Major lesson I see here: We have NO IDEA where people and their children are coming from. We need to turn any judgment we may feel into compassion. Humanity thanks us in advance.

 

 

HELP! It Fell Down and We Can’t Get Up!

We have a therapeutic swing hanging in the boys’ bedroom (well, usually anyway). It’s totally awesome and the kids love it. It’s been up for probably two years now. When Michael was going to an occupational therapist, he requested to be in the “bag swing” the entire session. She had to cajole him to do other things, but they always came back to the bag swing (it’s a bag swing like this: http://www.laceandfabric.com/Autistic-Products-Body-Sock-Body-Bag-Silly-Sacks-Swings_c16.htm) time and again. It looks like they are still selling them. Awesome.

As you may or may not know, therapy and medications and private schools are all very pricey. Being the genius that I am, I purchased a bag swing for my own home. Oh. MY . GOOD. GRACIOUS. GAMMY. GOO. The first night he went into the swing, it felt like he had taken some awesome drug to settle him instantly. It was CraZy. Truly, my mind had difficulty grasping the calm that instantly came over Michael after just a few minutes in the swing. I remember he even noticed it. It was a good thing; that’s what we all knew.

Well, about one week ago as Michael was swinging in the swing, BLAMMO! He fell plumb from the sky and crashed on the floor with a big, big thud. He was totally fine, and I called the guy who hung the swing the next day and asked in my calmest desperation, “When is your first available time to help us rehang the swing?”
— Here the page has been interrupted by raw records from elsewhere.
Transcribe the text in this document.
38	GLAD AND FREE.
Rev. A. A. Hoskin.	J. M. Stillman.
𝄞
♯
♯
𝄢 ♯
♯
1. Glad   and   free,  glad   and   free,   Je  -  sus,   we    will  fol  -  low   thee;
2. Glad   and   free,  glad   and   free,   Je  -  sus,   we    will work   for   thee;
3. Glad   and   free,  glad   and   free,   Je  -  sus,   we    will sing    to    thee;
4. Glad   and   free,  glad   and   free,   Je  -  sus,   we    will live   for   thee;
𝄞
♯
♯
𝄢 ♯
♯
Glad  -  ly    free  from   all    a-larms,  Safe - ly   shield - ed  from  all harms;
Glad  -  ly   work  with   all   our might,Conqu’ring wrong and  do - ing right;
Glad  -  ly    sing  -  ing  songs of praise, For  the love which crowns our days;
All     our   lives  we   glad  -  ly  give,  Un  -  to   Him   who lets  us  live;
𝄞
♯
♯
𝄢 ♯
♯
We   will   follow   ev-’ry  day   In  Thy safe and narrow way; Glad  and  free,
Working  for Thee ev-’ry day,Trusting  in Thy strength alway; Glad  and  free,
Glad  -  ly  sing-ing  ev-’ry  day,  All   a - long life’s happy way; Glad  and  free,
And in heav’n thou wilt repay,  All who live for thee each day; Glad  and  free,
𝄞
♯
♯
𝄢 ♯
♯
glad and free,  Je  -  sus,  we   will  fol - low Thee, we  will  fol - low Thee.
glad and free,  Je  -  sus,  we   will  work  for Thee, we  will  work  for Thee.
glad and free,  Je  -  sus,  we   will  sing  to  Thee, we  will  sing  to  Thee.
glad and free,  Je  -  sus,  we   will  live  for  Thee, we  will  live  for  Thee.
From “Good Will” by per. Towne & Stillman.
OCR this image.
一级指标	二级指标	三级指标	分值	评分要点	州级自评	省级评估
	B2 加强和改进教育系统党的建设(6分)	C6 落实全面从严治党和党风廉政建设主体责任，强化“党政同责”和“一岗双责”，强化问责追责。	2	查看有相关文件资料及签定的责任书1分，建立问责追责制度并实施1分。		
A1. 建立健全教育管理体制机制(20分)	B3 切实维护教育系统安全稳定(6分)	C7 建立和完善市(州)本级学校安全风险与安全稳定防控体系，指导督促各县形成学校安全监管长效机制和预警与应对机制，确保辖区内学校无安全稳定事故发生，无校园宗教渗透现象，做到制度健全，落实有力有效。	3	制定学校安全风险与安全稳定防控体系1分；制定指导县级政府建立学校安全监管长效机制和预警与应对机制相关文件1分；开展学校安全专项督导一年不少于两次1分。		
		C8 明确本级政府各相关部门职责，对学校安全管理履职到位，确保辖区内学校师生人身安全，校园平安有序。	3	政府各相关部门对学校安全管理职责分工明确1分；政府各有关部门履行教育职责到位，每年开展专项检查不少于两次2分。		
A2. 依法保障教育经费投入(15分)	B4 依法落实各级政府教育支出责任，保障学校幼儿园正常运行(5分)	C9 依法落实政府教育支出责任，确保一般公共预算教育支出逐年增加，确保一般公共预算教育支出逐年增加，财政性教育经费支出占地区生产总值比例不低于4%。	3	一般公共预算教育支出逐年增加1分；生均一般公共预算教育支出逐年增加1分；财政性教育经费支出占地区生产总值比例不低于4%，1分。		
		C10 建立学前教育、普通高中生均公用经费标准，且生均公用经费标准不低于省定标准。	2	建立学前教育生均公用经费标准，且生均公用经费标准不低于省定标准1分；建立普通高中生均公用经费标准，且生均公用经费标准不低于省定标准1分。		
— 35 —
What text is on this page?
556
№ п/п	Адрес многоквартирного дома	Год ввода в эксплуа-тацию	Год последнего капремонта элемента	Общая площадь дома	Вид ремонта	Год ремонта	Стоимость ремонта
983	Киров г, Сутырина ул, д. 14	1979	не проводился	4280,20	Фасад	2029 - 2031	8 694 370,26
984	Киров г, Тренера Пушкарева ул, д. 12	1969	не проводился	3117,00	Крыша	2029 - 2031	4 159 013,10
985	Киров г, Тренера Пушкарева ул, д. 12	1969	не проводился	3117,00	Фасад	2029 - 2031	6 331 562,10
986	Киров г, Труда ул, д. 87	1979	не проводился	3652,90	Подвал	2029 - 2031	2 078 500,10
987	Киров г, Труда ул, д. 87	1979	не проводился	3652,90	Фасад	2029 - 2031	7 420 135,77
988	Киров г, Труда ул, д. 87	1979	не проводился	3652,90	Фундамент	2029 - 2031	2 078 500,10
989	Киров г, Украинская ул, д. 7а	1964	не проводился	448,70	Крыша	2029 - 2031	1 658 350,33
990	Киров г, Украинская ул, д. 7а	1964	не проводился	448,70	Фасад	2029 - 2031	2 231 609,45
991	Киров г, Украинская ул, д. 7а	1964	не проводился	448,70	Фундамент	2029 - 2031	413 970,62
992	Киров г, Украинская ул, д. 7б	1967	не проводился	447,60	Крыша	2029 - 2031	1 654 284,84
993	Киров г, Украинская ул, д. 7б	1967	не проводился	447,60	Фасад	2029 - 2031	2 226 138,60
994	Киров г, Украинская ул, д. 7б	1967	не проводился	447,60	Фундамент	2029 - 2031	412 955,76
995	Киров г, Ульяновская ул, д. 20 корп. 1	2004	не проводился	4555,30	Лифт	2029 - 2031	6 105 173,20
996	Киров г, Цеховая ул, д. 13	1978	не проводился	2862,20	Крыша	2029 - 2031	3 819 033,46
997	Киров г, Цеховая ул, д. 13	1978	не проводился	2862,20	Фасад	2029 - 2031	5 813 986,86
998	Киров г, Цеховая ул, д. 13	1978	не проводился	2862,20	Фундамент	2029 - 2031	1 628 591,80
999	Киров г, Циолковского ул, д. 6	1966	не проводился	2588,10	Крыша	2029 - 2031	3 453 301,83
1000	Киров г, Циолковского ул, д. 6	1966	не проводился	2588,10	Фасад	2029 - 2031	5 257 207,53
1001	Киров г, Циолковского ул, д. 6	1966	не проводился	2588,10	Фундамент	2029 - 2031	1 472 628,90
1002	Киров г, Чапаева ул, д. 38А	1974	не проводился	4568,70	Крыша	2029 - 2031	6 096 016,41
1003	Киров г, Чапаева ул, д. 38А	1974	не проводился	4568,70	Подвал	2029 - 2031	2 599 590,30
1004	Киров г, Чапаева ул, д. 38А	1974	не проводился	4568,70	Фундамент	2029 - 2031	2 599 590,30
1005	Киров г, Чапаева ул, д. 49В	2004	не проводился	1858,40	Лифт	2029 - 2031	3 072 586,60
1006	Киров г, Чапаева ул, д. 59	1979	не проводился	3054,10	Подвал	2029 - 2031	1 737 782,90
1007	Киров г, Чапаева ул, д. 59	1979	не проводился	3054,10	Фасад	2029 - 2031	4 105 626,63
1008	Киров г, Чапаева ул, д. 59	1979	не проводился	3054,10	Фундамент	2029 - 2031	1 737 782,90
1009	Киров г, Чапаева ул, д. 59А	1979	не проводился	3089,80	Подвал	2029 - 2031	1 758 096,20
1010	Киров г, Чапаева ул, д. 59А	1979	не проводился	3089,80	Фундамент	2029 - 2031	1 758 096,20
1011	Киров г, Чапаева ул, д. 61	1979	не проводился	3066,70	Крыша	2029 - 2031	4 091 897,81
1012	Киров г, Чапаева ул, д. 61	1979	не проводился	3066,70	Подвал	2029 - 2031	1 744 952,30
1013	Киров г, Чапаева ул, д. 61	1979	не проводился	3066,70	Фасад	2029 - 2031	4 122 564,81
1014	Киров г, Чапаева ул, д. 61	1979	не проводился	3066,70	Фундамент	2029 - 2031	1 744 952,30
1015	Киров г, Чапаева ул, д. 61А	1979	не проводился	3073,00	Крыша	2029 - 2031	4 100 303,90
Our handyman was able to come out the next morning as luck would have it, and the swing swung again. The part that failed after two years, you ask? The steel rod broke clear in half! When I went to get the replacement part, the guy at the hardware store said he’d never seen anything like it before. We got the “high-class” one this time that was a bit more expensive, but totally worth it. It swung again, until it didn’t. Two nights later. Said repair man cursed a bit and came back out. He needed another part, but “it should work for a few more days.” Thwonk! This time it was Mason that fell from the sky, and he fell hard. 🙁 Big hip ouchy for him.

It’s been two days and the handyman has a new plan and a new part, but he can’t come out until early next week. I know we’ll make it, but it’s a big honkin’ bummer that the calm-inducing swing is out of service until then.

 

 

Sending in love and in the hopes of ending the feeling of isolation while living with a different brain, whether yours, your child’s, or someone else’s.